The words actually stopped her and she turned incredulously. For a moment – a very brief moment – she thought she saw a Partheni soldier soliciting a lurching freighter pilot. Then the garish lights opposite switched orientation, revealing a very risqué ‘uniform’。 The spacer obviously found the look authentic enough, because he changed tack and stumbled through the open door of the institution. The young woman posted outside looked speculatively at Solace.

‘Mesdam, you?’ She stretched a smile across her tired face. ‘Who knows the pleasures of our sex better than the wicked angels of the Parthenon?’ Behind her, the frontage of the establishment lit up with decals of wings and phallic spaceships.

I should tell her, Solace thought, amused. She was curious as to what counted as ‘forbidden’ on decadent Roshu. But she just shook her head and hurried to make up lost ground.

But she was too late. Through being circumspect, she’d lost her quarry to someone who had just done the soldierly thing and accosted them. Idris and Moustache were now in the company of a pair of decorated military clowns. Given the way the crowd was parting, they were recognized by the locals as having some manner of authority. Or perhaps it was merely that they were big men, plainly kitted out by someone with Largesse to spare.

For a moment she was going to just wade in, pit her Partheni skills against the brute squad and show them who bred better soldiers. However, she was in Colonial space, these two could be Hugh security services and that was how wars were started.

She brought out a slate and recorded the whole mess, tailing them until they reached what she identified as a bastion of the local administration. This validated her decision not to kick anyone’s head in. Yet.

So what now? It wasn’t as though the Parthenon had any diplomatic sway here on Roshu. She needed allies if she wasn’t going to simply storm in like a one-woman army. And the Vulture’s remaining crew were the only possible candidates . . . Wherever they were, they would be spending credit – her accomplice could pinpoint which dive was fleecing them. Then she could use them to break up whatever the hell was going on with Telemmier and friend.
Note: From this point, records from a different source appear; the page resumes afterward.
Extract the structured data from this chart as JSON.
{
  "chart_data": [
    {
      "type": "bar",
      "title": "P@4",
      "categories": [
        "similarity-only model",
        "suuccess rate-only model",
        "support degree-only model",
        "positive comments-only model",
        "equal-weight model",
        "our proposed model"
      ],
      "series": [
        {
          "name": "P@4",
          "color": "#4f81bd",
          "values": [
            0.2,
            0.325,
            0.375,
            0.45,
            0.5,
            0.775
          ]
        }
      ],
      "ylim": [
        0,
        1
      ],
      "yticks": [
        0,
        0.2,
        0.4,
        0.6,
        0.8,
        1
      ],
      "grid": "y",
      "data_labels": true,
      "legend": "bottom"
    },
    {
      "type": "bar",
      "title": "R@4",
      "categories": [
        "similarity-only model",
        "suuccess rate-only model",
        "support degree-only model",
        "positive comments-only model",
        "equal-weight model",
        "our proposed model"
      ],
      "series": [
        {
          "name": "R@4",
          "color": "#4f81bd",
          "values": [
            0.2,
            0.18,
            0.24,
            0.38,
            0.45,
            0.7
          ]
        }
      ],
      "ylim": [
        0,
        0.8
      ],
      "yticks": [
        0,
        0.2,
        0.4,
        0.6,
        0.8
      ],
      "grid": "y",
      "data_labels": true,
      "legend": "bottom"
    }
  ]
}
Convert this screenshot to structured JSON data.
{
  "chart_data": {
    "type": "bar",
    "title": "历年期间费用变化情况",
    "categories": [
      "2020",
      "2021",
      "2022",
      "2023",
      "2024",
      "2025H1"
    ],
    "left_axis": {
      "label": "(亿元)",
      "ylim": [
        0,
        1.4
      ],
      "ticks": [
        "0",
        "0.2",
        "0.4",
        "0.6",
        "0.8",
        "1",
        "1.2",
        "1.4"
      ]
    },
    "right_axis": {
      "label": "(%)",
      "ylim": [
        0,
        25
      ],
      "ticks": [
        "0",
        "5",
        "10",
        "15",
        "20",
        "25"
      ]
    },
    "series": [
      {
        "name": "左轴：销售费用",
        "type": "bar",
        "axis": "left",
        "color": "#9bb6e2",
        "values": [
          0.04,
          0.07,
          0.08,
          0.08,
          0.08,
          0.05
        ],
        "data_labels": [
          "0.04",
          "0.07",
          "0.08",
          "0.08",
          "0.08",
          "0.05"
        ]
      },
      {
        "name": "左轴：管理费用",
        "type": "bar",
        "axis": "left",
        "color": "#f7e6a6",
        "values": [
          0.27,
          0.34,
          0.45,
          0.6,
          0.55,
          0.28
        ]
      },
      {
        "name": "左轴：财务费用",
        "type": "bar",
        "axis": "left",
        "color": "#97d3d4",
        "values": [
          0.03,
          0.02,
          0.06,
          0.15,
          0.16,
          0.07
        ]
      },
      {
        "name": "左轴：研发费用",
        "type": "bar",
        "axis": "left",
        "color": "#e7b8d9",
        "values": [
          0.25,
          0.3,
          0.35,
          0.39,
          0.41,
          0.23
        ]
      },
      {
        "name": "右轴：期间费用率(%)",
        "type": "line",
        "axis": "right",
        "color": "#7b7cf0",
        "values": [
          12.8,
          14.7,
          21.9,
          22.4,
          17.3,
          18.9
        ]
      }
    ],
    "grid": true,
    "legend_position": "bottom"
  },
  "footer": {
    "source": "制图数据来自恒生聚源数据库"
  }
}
Solace flicked through the profiles of Idris’s crewmates until she found the one she wanted – the woman with the scarf and the grin – and put her plan into action.

Her contact located the crew at a gaming den, where their Hannilambra factor was hustling two miners and a freighter pilot at Landstep. Solace was just in time to see the engineer, Barnier, heading off with a man and a woman. The trio looked very friendly, bound for one of the upstairs rooms. The woman Solace wanted was at the bar, looking far too elegant for Roshu, knocking back a beaker of the notoriously potent Colonial moonshine. She glanced at the approaching Solace briefly, then fixed on her. After all, Solace did have the distinctive Partheni face. It was inevitable when you grew your people out of vats from a carefully curated gene-line.